Microsoft Azure 認知服務 – 語音 API

本文將說明如何建立 Microsoft Azure 認知服務的語音API金鑰,並用兩個簡單的小程式來做到語音輸入轉文字,以及文字轉語音。您可以在 Raspberry Pi 上呼叫來做到各種語音互動的效果。範例皆參考 Microsoft 原廠文件

Microsoft Azure 認知服務

Microsoft Azure 認知服務一直是我們很愛用的範例,網站互動介面不錯,使用上也不難。申請好金鑰之後透過 Rest API 呼叫就好了。今天要使用的是語音服務

三年前有做過 LinkIt 7688 結合認知服務 Face API 的專題,請大家參考。

如何在Azure中建立語音API服務

接下來說明如何在Azure中建立語音API服務,有兩種做法:使用 Azure 建立語音服務或申請七天免費金鑰。

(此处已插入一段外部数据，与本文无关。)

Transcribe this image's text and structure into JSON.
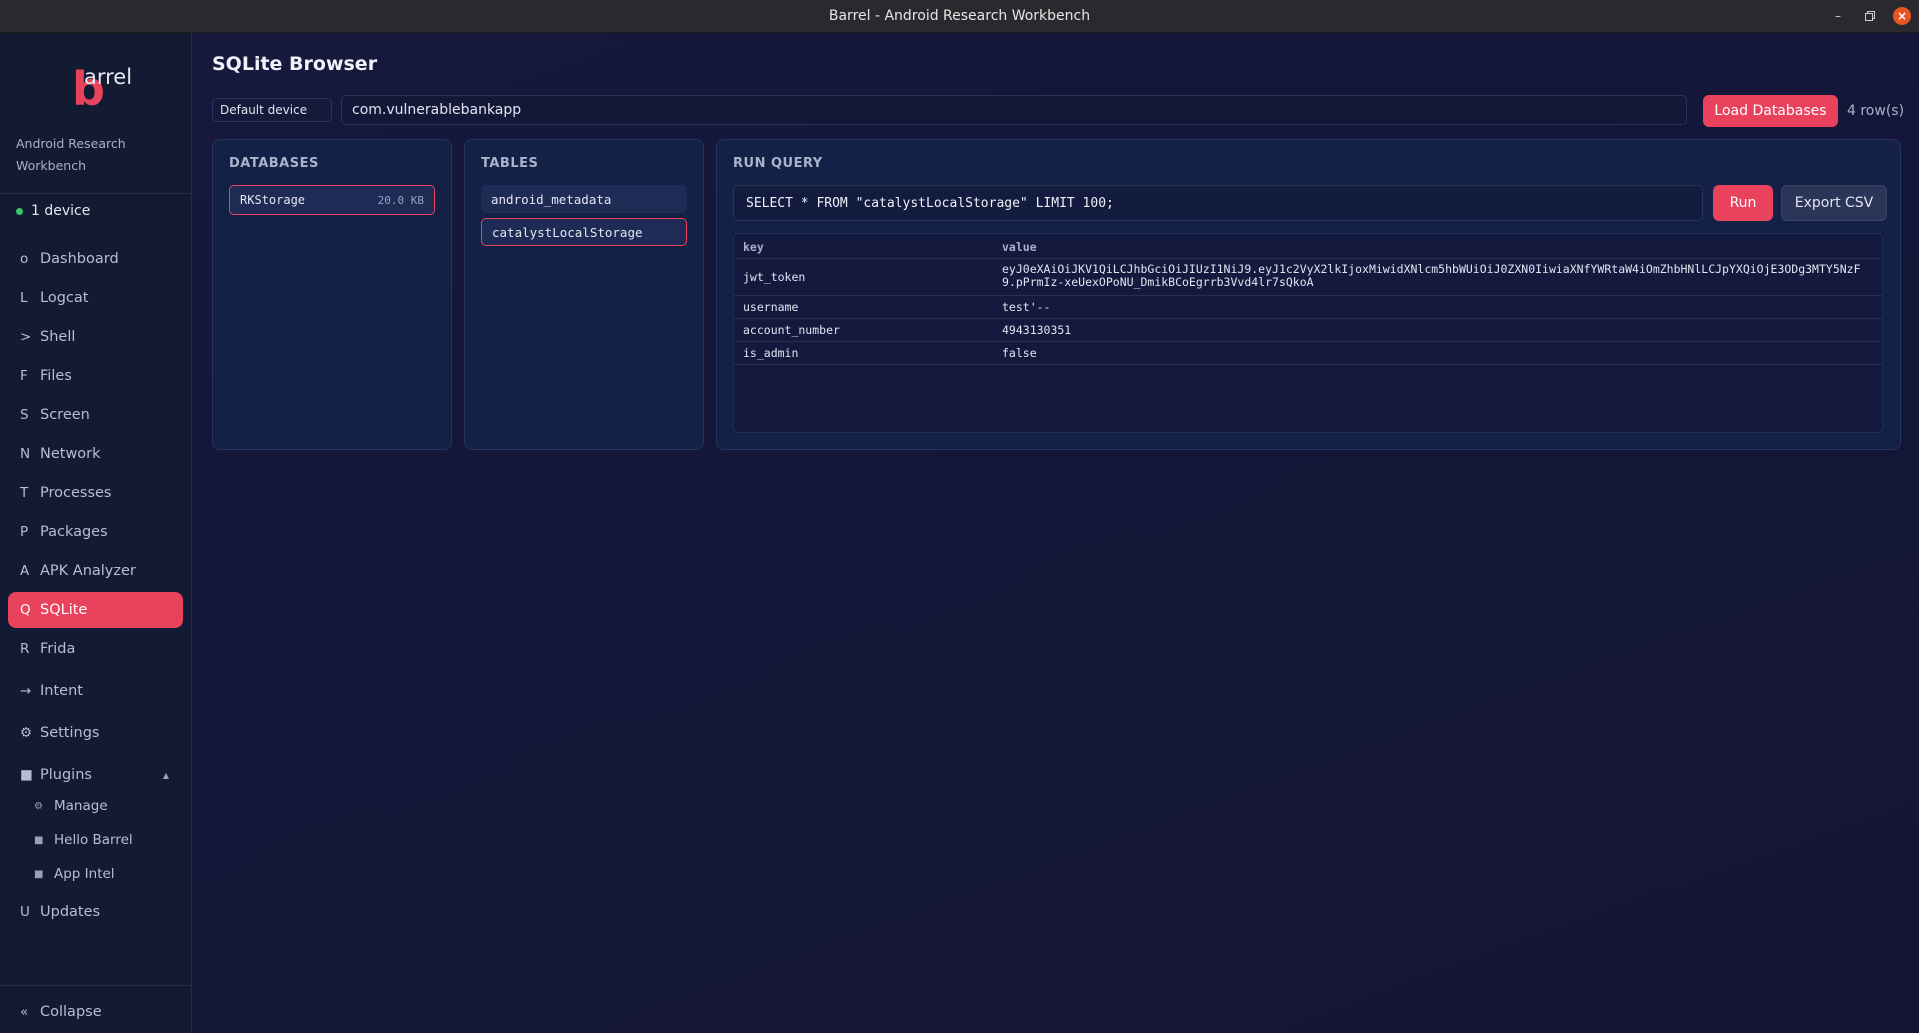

請先登入 Azure portal,在左側點選[建立資源],搜尋[speech]

接著填入基本設定

 

  • 名稱:例如MySpeechService,這要填入後續程式碼中
  • 訂用帳戶:自行帶出不用填
  • 位置:美國西部,這會影響後續 api server 的名稱。如果選美國中部就會改成 centralus,以此類推
  • 定價層:F0 / S0 -> 請選S0
  • 資源:自訂

最後按建立,稍後一下就會看到建立完成。點選[前往資源]可以看到本服務詳細內容

最後點選本頁的[金鑰],會看到本服務的兩組金鑰。使用任一組都可以,需要把這組金鑰放在您的程式碼中才能順利呼叫。

 

申請七天免費金鑰

如果您沒有正式的Azure帳號或只想試玩看看的話,可以申請七天的免費金鑰,使用上與先前的做法都是一樣的。不過,金鑰過期之後就無法再使用了。

電腦端環境安裝

參考本文在您的電腦端建立一個Anaconda Python 3.7 的虛擬環境。簡述步驟如下:

  1. 建立工作資料夾,例如 C:\testAI 或 D:\testAI
  2. 安裝 Anaconda Python 3.7 version
  3. 程式集 → 開啟Anaconda prompt,建立虛擬環境
  4. 完成會看到一個有 testAI名稱的 prompt,後續指令都在這裡輸入

範例1:語音輸入轉文字

本範例會開啟裝置上的麥克風,並把辨識結果顯示在 console。請確認麥克風正常,講點話,系統會把聲音來源以英文轉換為文字,並顯示出來。程式碼請參考本段最後。

python quickstart.py

MS 語音API - 語音輸入轉文字
import azure.cognitiveservices.speech as speechsdk

# Creates an instance of a speech config with specified subscription key and service region.
# Replace with your own subscription key and service region (e.g., "westus").
speech_key, service_region = "39aca37122c049dfae2420933131f684", "westus"
speech_config = speechsdk.SpeechConfig(subscription=speech_key, region=service_region)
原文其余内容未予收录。